The real bottleneck was not prompting
A lot of the discussion around agents still focuses on prompts. Better prompts, longer prompts, more careful prompts. What made the biggest difference in my workflow was none of that. It was structure.
I had a backlog of refactors and ideas in my head, but that’s not a real system. Too much repetition, too much context rebuilding, too many tasks started in the wrong order.
My first attempt: a small tool of my own
Before I found Beads, I built a small JavaScript tool that parsed markdown files inside the repo. The goal was simple: make work explicit enough that agents could help without me restating everything every session.

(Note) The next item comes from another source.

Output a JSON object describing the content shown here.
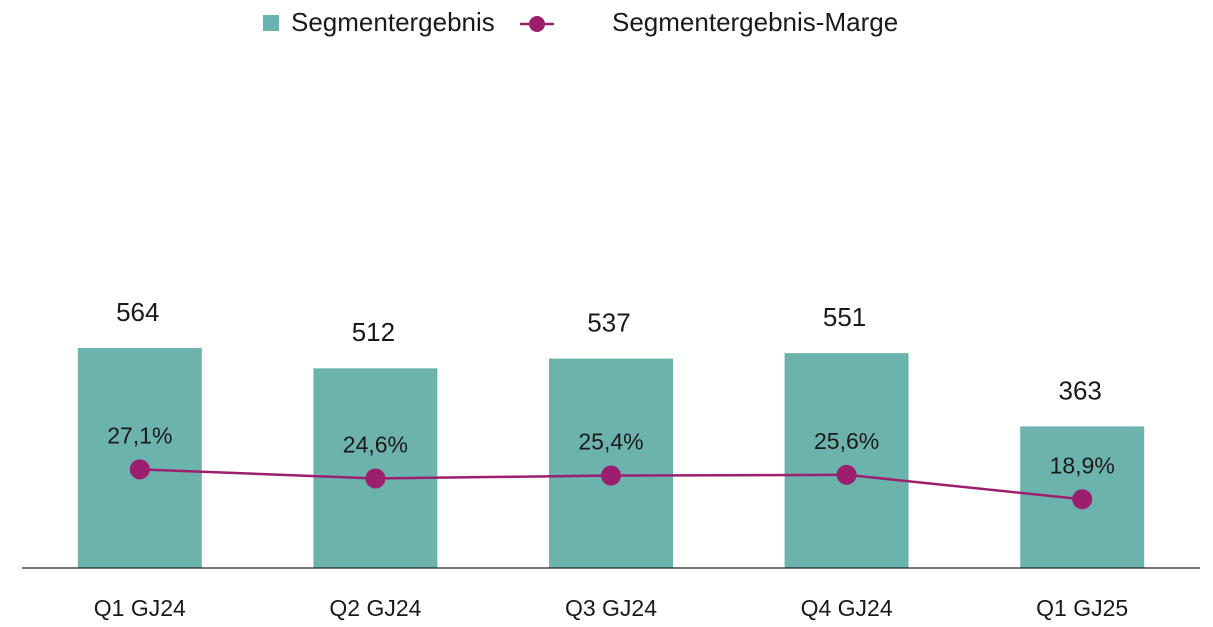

I laid out tasks directly near the code, with priorities like P1, P2, and P3, and with blocking relationships between them. That alone changed a lot. Refactoring became more organized. The backlog stopped feeling like one giant blur. Agents had clearer instructions because requirements were written down, prioritized, and tied to actual project movement.
The real improvement was resumability. I could come back later and say “let’s pick up where we left off,” and there was already enough structure for the session to continue without rebuilding everything from memory.
Where the homemade system hit its limits
That first version worked, but it had real constraints.
Because it lived inside the same repository as the code, it was awkward to use in parallel workflows. It also consumed too much context. Agents didn’t have a built-in way to discover how the system worked, so part of every session still went to teaching the tool back to them.
The key lesson: autonomy isn’t just about having tasks. It’s about having tasks in a form agents can reliably discover, understand, and operate on.
Then I found Beads
Beads solved the problems I was hitting. Instead of a homemade layer over markdown, it gave agents a proper system for ready work, claiming tasks, tracking blockers, taking notes, updating statuses, and resuming across sessions.
Features like bd prime stood out — it teaches the workflow back to the agent in a form it can use immediately. It also includes things I wouldn’t have designed myself at first but that make obvious sense once you work with agents seriously: worktrees, notes, status tracking, and a stronger model for task graphs and session continuity.
What changed
Once I adopted this style of working, agents became noticeably more autonomous and organized. My requirements were documented. Priorities were visible. Dependencies were explicit. The backlog became something agents could actually help clear instead of something I kept describing over and over.
Closing thought
Agent productivity doesn’t come mainly from clever prompting. It comes from durable, structured work.
Prompts guide execution. Structure makes execution resumable, parallelizable, and trustworthy.
If you want agents to be more useful, give them better work structure before you give them better prompts.